Non-emergency angioplasty patients twice as likely to die

November 13, 2000

NEW ORLEANS, Nov. 14 - A new study raises a red flag for hospitals that perform non-emergency angioplasties without a surgical backup team.

Individuals undergoing non-emergency angioplasty in a facility that could not provide surgical backup were twice as likely to die, and 20 percent more likely to require bypass surgery for which they had to be transferred to another facility, according to a study presented today at the American Heart Association's Scientific Sessions 2000.

Percutaneous transluminal coronary angioplasty (PTCA) is a common procedure that is used to open clogged arteries in the heart. A tiny balloon is threaded into a catheter, which is then inserted into a clogged coronary artery where the balloon is inflated, widening the artery and expanding blood flow to the heart. When first introduced in the early 1980s, PTCA was performed only in hospitals with on-site surgical backup so that if anything went wrong, doctors could act quickly. However, as the procedure became more widespread and doctors recognized that they could often perform the procedure with few complications, physicians began to perform the PTCA increasingly without surgical backup.

"This study should serve as a cautionary flag," says David E. Wennberg, M.D., M.P.H., the study's lead investigator. "While single-institution reports have suggested that performing angioplasty without surgical backup is a safe procedure, our data suggest that does not hold true when you look at medical centers and hospitals across the United States." Wennberg is director of the center for outcomes research and evaluation, Maine Medical Center in Portland, Maine.

Wennberg's study addresses the ongoing controversy.
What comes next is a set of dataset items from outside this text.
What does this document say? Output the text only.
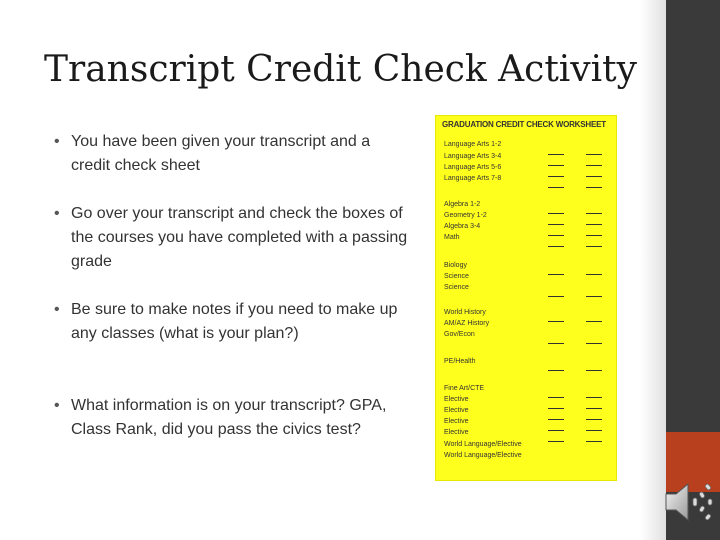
Transcript Credit Check Activity
• You have been given your transcript and a credit check sheet
• Go over your transcript and check the boxes of the courses you have completed with a passing grade
• Be sure to make notes if you need to make up any classes (what is your plan?)
• What information is on your transcript? GPA, Class Rank, did you pass the civics test?
GRADUATION CREDIT CHECK WORKSHEET
Language Arts 1-2
Language Arts 3-4
Language Arts 5-6
Language Arts 7-8
Algebra 1-2
Geometry 1-2
Algebra 3-4
Math
Biology
Science
Science
World History
AM/AZ History
Gov/Econ
PE/Health
Fine Art/CTE
Elective
Elective
Elective
Elective
World Language/Elective
World Language/Elective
While some physicians believe that the procedure can often be safely performed without surgical backup, others question whether the lack of a surgical team could escalate some patients' risk for life-threatening complications.

Wennberg suggests that the importance of surgical backup depends on the reason for the angioplasty. In 1996 and 1997, researchers compared more than 2,500 angioplasties performed at 198 institutions across the country without surgical backup to about 365,000 performed in facilities with surgical backup. Patients in the study were Medicare beneficiaries. The researchers found that when an emergency angioplasty was performed - either a "primary" angioplasty at the time of a heart attack, or a "rescue" procedure when drugs failed to dissolve a blockage - the lack of surgical backup made no difference in patient outcomes. However, Wennberg reports that patients undergoing non-emergency angioplasty were much more likely to die or need another operation if their PTCA was performed in a facility without surgical backup.

Researchers plan to undertake further studies to try and understand why the risks are higher for non-emergency angioplasties, however it may relate to the severity of the person's heart disease.
Co-authors are John D. Dickens, Jr., M.D.; F.L. Lucas, M.D.; Paul D. McGrath, M.D.; and David J. Malenka, M.D.